2025 yılında dünyada enflasyonda düşüşün devam edeceğini öngören Şimşek, "2023’e ve 2024’e kıyasla, 2025’te dünyada enflasyon düşmeye devam edecek. Öngörülen rakam ortalama yüzde 4,3. Gelişmiş ülkelerde, örneğin ABD ve Avrupa Birliği’nde, bu oranın yüzde 2 civarına inmesi bekleniyor. Eğer bu gerçekleşirse, hem Avrupa Merkez Bankası hem de Amerika Merkez Bankası'nın kısa vadeli faiz oranlarını daha da düşürmesi beklenir." değerlendirmesinde bulundu.
Uzun vadeli borçlanma faiz oranlarının şu anda yukarı yönlü olduğunu söyleyen Şimşek, bunun belirsizliği yansıttığını ifade etti ve "20 Ocak’tan sonra ABD’de bu belirsizlik azalacak gibi görünüyor. O zaman uzun vadeli faiz oranlarına ilişkin daha net bir değerlendirme yapmak mümkün olacak." ifadelerini kullandı.


JEOPOLİTİK GELİŞMELER VE TÜRKİYE’NİN STRATEJİK ÖNEMİ

Jeopolitik gelişmelerin yakından takip edilmesi gerektiğine dikkat çeken Şimşek, Türkiye’nin artan jeopolitik önemine dikkat çekti. Şimşek, "2025’te bu önem çok daha net bir şekilde ortaya çıkmış olacak. Bölgemizdeki birçok sorunun çözümünde Türkiye lider rolünü oynamaya devam edecek ve bu durum dünyada daha çok takdir edilecek." dedi.

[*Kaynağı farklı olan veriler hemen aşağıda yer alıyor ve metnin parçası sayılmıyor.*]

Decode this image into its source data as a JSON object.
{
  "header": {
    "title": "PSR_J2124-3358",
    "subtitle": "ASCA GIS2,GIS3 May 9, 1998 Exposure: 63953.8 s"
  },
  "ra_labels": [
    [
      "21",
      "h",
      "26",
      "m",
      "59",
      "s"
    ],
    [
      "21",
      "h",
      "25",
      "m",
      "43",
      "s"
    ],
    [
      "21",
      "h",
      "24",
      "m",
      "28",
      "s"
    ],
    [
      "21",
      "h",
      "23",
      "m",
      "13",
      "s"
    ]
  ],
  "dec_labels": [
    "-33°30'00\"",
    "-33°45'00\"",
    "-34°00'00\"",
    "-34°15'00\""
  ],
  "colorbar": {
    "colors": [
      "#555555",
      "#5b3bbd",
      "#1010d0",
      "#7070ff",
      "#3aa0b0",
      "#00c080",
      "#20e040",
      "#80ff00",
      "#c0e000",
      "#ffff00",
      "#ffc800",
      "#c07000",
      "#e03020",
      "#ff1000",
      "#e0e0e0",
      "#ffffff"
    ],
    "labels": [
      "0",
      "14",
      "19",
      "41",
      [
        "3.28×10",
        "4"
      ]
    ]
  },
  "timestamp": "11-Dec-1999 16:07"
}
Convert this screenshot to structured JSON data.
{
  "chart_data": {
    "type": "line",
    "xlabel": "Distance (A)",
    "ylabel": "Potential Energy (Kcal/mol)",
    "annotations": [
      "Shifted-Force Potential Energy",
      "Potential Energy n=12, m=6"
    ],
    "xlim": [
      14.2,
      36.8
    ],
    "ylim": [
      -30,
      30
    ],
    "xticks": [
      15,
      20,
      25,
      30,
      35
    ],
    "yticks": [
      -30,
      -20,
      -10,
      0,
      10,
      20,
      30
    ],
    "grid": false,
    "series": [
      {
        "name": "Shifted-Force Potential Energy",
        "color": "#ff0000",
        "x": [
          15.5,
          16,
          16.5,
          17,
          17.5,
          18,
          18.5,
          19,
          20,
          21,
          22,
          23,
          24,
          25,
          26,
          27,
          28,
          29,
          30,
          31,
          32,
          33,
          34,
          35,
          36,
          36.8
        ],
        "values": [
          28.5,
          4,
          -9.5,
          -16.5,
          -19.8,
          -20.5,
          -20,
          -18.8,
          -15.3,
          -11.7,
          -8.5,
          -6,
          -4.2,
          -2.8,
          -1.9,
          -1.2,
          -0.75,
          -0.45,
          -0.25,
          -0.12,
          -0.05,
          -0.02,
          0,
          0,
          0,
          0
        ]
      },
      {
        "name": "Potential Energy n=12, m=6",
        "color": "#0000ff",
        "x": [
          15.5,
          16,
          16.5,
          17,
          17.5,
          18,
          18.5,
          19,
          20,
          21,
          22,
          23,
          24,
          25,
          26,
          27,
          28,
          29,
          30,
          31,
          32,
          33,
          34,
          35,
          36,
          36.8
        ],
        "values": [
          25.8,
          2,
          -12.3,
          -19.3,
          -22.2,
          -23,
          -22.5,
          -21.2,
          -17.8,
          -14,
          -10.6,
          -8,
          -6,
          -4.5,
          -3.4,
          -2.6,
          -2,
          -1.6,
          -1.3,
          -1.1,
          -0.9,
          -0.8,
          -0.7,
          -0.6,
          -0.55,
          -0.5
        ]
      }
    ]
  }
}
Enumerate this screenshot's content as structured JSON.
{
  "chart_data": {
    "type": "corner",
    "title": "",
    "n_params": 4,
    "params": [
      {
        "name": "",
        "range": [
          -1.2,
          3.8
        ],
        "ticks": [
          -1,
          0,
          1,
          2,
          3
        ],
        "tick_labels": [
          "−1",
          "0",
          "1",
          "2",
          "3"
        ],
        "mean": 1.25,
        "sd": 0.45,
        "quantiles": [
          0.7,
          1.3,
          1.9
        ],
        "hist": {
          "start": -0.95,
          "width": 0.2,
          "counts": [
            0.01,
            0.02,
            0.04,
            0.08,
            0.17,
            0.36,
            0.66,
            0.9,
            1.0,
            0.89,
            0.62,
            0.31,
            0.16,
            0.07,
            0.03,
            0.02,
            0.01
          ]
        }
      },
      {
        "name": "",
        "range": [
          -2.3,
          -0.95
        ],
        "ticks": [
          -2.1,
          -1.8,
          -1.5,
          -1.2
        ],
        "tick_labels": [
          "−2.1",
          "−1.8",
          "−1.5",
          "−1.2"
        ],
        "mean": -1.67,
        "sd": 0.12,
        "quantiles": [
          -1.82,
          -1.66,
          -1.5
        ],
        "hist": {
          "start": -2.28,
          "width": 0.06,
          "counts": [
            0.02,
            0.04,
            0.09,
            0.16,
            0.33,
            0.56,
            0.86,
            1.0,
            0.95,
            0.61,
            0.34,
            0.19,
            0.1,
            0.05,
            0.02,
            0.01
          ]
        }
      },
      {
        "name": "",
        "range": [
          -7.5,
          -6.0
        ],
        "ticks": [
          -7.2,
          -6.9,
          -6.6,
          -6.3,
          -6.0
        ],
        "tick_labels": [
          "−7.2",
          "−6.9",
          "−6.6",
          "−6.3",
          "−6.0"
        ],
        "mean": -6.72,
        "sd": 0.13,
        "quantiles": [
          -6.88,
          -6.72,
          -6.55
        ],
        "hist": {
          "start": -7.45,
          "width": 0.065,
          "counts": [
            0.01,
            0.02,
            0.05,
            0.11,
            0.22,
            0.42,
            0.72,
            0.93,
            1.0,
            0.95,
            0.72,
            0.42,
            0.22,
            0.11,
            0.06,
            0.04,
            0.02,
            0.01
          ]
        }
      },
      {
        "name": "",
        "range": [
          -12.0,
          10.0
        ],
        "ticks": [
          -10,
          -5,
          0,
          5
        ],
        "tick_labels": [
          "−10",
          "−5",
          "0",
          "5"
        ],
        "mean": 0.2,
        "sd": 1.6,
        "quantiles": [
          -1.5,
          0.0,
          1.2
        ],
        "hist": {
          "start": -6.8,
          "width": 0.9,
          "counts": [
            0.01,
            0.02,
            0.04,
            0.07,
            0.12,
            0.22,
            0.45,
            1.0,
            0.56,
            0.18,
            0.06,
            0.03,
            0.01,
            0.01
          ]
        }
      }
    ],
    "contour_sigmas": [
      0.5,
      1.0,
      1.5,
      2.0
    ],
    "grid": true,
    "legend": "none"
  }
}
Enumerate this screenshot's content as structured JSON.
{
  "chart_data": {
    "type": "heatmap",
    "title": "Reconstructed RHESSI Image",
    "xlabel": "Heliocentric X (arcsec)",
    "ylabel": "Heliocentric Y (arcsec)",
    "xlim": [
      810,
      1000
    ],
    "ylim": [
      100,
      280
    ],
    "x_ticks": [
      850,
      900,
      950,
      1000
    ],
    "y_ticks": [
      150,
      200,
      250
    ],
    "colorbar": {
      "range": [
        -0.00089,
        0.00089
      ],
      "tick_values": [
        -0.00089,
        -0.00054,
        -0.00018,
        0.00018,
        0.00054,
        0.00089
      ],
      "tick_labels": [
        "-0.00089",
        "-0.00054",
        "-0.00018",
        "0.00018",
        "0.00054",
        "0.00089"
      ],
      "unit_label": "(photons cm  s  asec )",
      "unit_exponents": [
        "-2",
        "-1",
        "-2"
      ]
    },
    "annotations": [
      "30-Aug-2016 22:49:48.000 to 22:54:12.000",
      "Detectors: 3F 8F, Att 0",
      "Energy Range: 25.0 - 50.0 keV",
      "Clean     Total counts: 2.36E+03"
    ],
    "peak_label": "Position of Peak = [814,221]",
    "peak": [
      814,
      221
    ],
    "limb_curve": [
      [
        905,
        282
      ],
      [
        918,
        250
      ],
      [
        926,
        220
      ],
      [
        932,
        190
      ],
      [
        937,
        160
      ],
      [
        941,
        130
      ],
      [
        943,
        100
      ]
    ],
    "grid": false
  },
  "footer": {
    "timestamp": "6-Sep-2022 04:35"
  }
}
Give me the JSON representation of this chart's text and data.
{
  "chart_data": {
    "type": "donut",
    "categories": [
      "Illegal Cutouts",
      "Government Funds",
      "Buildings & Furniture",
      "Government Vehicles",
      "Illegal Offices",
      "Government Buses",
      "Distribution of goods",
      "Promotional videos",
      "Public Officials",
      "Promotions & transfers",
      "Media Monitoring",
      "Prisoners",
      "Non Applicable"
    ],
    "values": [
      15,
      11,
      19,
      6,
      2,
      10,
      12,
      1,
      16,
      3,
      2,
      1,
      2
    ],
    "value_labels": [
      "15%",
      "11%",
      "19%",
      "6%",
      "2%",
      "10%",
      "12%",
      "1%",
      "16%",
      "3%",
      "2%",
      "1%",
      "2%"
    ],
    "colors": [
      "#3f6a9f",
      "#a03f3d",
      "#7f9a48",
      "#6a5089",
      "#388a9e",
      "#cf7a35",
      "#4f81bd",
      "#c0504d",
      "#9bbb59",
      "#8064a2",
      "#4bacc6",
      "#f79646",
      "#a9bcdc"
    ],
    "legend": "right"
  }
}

KÜRESEL TİCARETTE YENİ TRENDLER  

ABD ve Çin arasında yaşanan jeostratejik rekabetin küresel ticarette yeni bir "normal" olduğunu belirten Bakan Şimşek, ticaretteki sınırlamaların ciddi boyutlara ulaştığını söyledi. "Küresel imalat sanayisinin üssü değişti. Çin’in küresel imalat sanayisindeki payı yüzde 8,6’dan yüzde 30’un üzerine çıktı. Bu durum dost ülkelerden tedarik gibi yeni trendler oluşturuyor." diye konuştu.
ABD’nin ticaret politikalarındaki belirsizliklerin Türkiye’ye etkisini de değerlendiren Şimşek, bu etkilerin sınırlı olacağını belirterek, "ABD’ye karşı ticaret fazlamız yok, ayrıca yüksek gümrük tarifeleriyle zaten karşı karşıyayız. Ancak Çin ihracatının rota değiştirmesi nedeniyle bu alanda ABD’nin yeni politikalarının bizi dolaylı olarak ciddi şekilde etkileyebileceğini göz önünde bulundurmalıyız." ifadelerini kullandı.


DOLARIN KÜRESEL ETKİSİ

Doların küresel ticaretteki önemine dikkat çeken Şimşek, paritedeki dalgalanmaların Türkiye'yi etkilediğini belirtti. Şimşek, "Hammaddeyi dolarla ithal ediyoruz ancak ihracatımızı euro ile yapıyoruz. Dolayısıyla paritedeki değişiklikler rekabet gücümüzü doğrudan etkiliyor." dedi. Bakan Şimşek, Türkiye ekonomisinin mevcut dinamiklerle destekleyici bir ortamda olduğunu vurgulayarak, kısa vadede olumlu rüzgarların estiğini belirtti.